Extracting data from a pdf
The idea from this example comes from the Power Automate community. In the Building flow sending email based on managers name in a delivered PDF in folder thread skalltje asked for help.
The goal of this how to is to collect a pdf file from a local file share. Process the pdf file and extract a manager value from it. This manager value will be used to send an e-mail to him/her and also add the file as an attachment to the e-mail.
Prerequisites
Before you can create this flow you will need to install and/or configure two things:
– Data Gateway
– AI Model (a paid add-on for Power Platform, this means additional cost)
Data Gateway
The Data Gateway is a component which will allow you to securely access data on-premises, it acts as a bridge. You can find installation steps in this Service Gateway Install article. After installation you should be able to register and sign in with your Power Automate account and use it within Power Automate actions.
The end result should look something similar like below.
Build a Form Processing AI Model
For this example we want to use a custom AI Model. Since these are pdf files, which are in a structured format, I wanted to use a Form Processing model. You can build one in the AI Builder section of Power Automate.
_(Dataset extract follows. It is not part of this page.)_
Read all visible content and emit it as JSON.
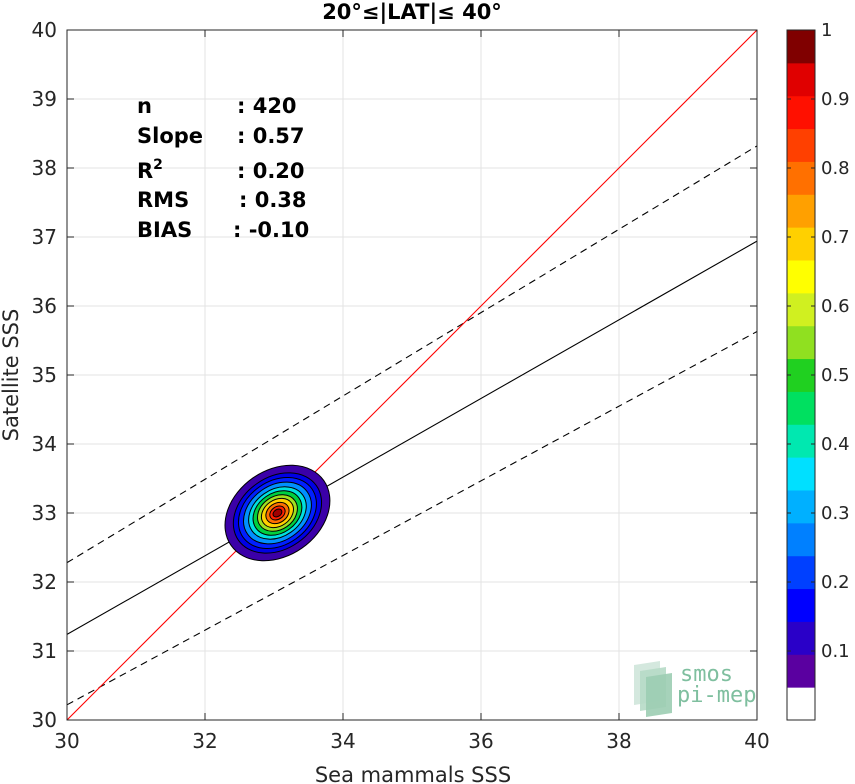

In my case I created one called ExtractManagerModel and I trained it with 5 sample pdf documents to recognize the manager field value. The steps to configure such a model can be found in this Create Form Processing Model article.
When you done building and publishing you should have something similar like the screenshot below, a custom Form Processing Model called ExtractManagerModel.
The flow setup
1. Add a when a file is created (properties only). Make sure it’s connected to your previously installed data gateway. Point it to a drop off folder which is on the system where the data gateway is running.
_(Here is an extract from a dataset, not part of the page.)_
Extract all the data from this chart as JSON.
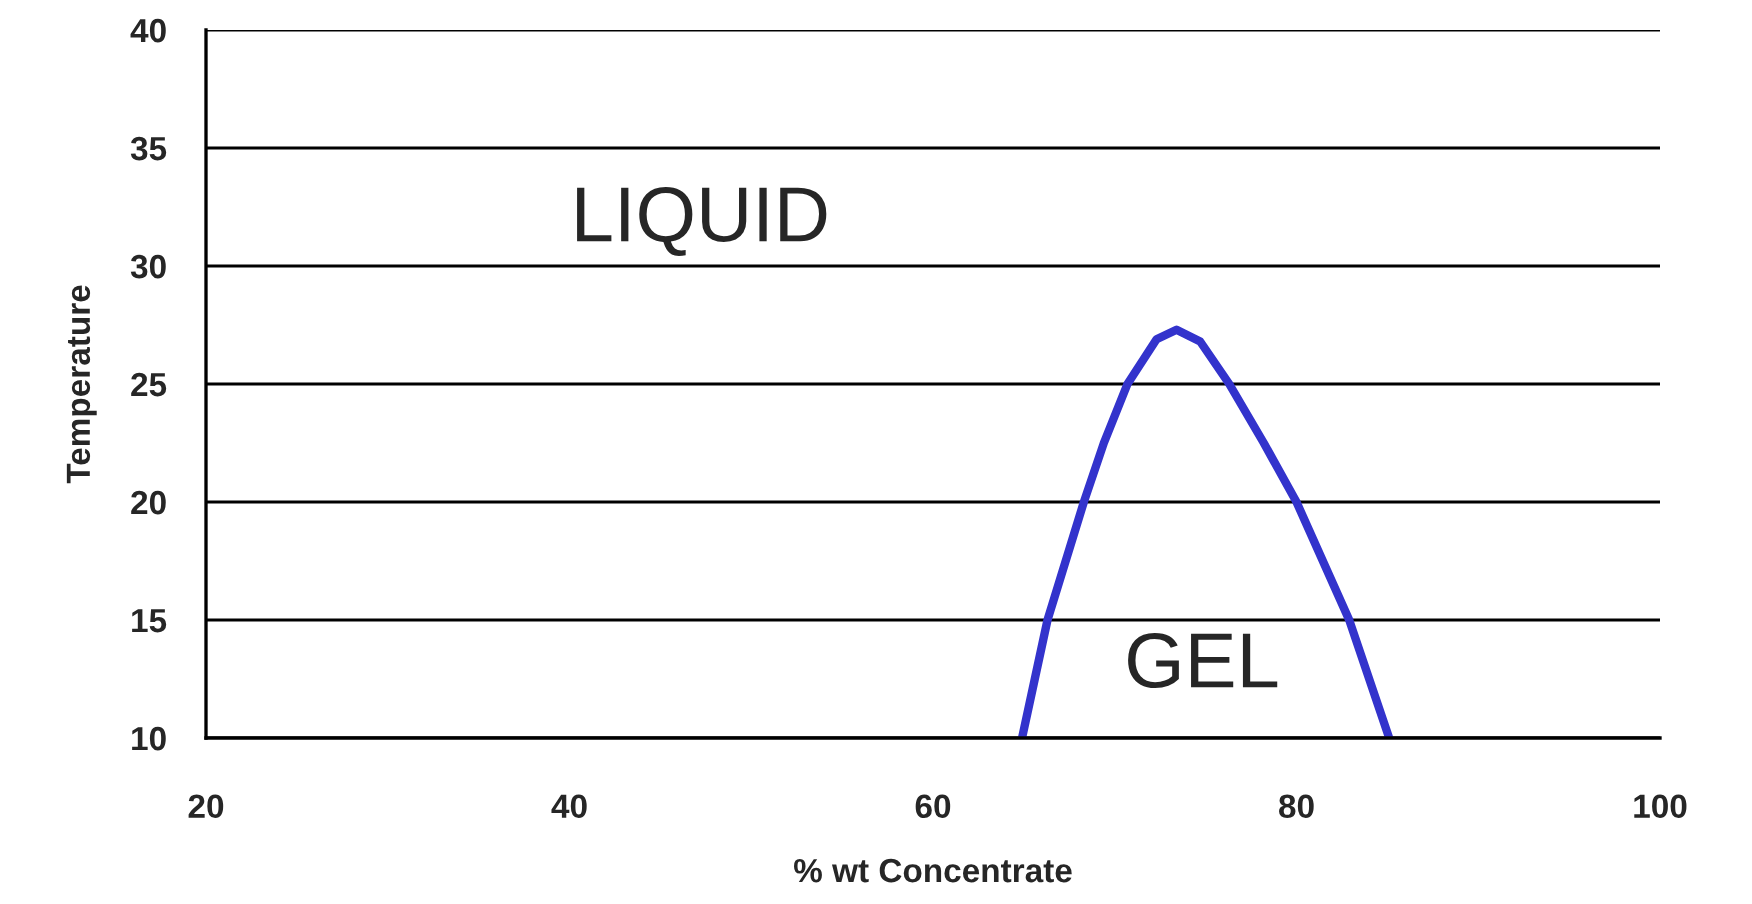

2. Add a File System Get file content action, use the Id from the trigger action
3. Add a Predict action. Select your custom AI builder form processing model, in this case ExtractManagerModel. Use the File Content dynamic value of the Get File Content action for the prediction. Also add the content-type of the files, in our case application/pdf
4. Add a Send an email (V2) action and use the Manager value from the Predict action for the To field. Use the File Content from the Get File Content action for the Attachments Content field and the DisplayName from the trigger action for the Attachments Name field
The fun part, testing it
In my test I am using the following test pdf.
This file will be dropped in the Drop off folder
And if all goes well you should be seeing the e-mail and/or the following output in your flow run. A process pdf file with a field called Manager value which has the correct e-mail address from the pdf file.
Happy testing!